LOUISVILLE, Ky. (ABP) – Media attention to this week’s groundbreaking visit to Myanmar by Secretary of State Hillary Clinton will include a network news story featuring a Kentucky Baptist church that has become a spiritual home for resettled refugees in the country historically known as Burma.
Tentatively slated for the Thursday, Dec. 1, broadcast of CBS Evening News, the segment is expected to focus on how refugees from Burma are settling into life in the United States, how Crescent Hill Baptist Church in Louisville, Ky., has been changed by the arrival of refugees and what people there think about warming relations between the United States and Myanmar’s authoritarian military government considered one of the world’s most oppressive regimes.
Crescent Hill is one of a number of Baptist congregations across the U.S. encountering Burmese refugees because of connections to the Baptist faith traced back to American Baptist missionary Adoniram Judson, who arrived in Burma in 1813. Burmese Baptists were some of the earliest converts to Christianity in Southeast Asia, and the Baptist witness grew quickly among minority ethnic groups such as the Karen and Chin.
About 3,000 refugees from Burma have resettled in Kentucky since 2006 after living in refugee camps along the Myanmar-Thai border. In 2007 some of those refugees remembered that a mission team from Crescent Hill had ministered in one of those camps and were eager to connect with fellow Baptists who knew about them and their plight.
Rather than asking Crescent Hill to sponsor an ethnic mission where they could worship in their native tongue, the refugees insisted on worshipping alongside the rest of the congregation, even though they didn’t understand a word of English.
“That was one of the first lessons they taught us — and this was their choice — was that for them it was very important that we all be together in worship,” said co-pastor Jason Crosby. Though he can’t speak for them, he speculated, “I think they’re of the belief that God will move among us even if we can’t understand the words that are said.”
Crosby, a Kentucky native, had been working with Burmese refugees for three years as interim pastor of First Baptist Church of Battle Creek, Mich., before moving to Louisville just a few months after the first Burmese refugees were settling in and looking for a church home.
Since then Crescent Hill has welcomed large numbers of Burmese refugees. American church members have worked to help meet physical, emotional and spiritual needs of the members from Burma. In return, the refugees have inspired fellow church members with their testimony of maintaining faith and hope amid dire circumstances.
Crosby said the transition from what once was a flagship church for nearby Southern Baptist Theological Seminary to one that is now on a given Sunday roughly half Anglo and half Burmese has had its up and downs.
“It’s not easy, and feathers get ruffled when you’re trying to worship and people don’t speak the same language or people have radically different expectations of what worship should look like and what worship should mean,” he said.
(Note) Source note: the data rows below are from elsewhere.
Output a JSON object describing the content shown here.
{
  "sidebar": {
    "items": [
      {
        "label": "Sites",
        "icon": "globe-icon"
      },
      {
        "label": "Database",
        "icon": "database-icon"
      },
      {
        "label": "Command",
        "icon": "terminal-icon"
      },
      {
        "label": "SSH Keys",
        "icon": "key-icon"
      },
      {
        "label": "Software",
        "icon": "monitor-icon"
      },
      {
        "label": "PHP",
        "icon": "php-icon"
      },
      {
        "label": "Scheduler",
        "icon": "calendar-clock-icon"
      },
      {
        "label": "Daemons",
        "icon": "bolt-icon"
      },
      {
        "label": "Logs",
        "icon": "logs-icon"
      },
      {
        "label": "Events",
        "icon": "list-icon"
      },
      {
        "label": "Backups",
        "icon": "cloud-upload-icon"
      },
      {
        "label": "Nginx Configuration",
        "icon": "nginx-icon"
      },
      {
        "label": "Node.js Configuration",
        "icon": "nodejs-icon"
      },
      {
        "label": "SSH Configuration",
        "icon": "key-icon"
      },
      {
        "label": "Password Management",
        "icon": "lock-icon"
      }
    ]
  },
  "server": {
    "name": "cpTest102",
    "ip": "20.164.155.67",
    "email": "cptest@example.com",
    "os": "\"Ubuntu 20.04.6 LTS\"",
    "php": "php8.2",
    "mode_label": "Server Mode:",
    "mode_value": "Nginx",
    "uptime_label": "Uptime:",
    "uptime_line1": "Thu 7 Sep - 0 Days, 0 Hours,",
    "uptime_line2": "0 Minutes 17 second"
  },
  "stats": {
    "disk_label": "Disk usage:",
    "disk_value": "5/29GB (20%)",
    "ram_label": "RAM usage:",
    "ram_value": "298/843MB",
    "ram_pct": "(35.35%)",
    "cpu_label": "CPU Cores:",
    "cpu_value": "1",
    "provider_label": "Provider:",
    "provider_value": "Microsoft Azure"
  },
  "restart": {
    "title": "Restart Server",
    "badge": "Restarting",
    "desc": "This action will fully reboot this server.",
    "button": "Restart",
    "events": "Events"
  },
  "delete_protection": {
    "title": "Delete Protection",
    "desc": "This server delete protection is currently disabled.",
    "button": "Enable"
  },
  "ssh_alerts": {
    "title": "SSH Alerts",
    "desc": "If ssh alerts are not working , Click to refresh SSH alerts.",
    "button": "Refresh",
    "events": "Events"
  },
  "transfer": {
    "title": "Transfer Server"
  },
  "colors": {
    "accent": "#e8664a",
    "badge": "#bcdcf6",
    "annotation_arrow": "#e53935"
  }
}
“Now, four years later large numbers of folks in Karen and Chin communities have significantly better English skills,” he said. “We’ve kind of turned a corner in terms of what was an initial barrier and we’re now getting to the point where language is not a much of an issue. It hasn’t’ always been easy, but we’re really in a fantastic spot right now.”
Crosby said people in his church have mixed feelings about Clinton’s trip to Burma scheduled Dec. 1-2, the first by a U.S. Secretary of State in more than half a century. While encouraged by recent reforms like the release of a small number of political prisoners, they don’t want the U.S. to enter into any trade agreement that fails to account for ongoing human rights violations that still need correction.
On Nov. 28 a dozen organizations including the U.S. Campaign for Burma sent an open letter urging Clinton to demand the Burmese government immediately release all remaining political prisoners, begin meaningful peace talks with democratic opposition and ethnic minorities and allow international humanitarian agencies to have unhindered access to populations affected by civil war and natural disasters.
“Secretary Clinton should use this visit as an opportunity to strengthen Burma’s democracy activists and ethnic minorities and remind the regime of the consequences that will follow their failure to halt crimes against humanity,” said Aung Din, executive director of the U.S. Campaign for Burma.
Bob Allen is managing editor of Associated Baptist Press.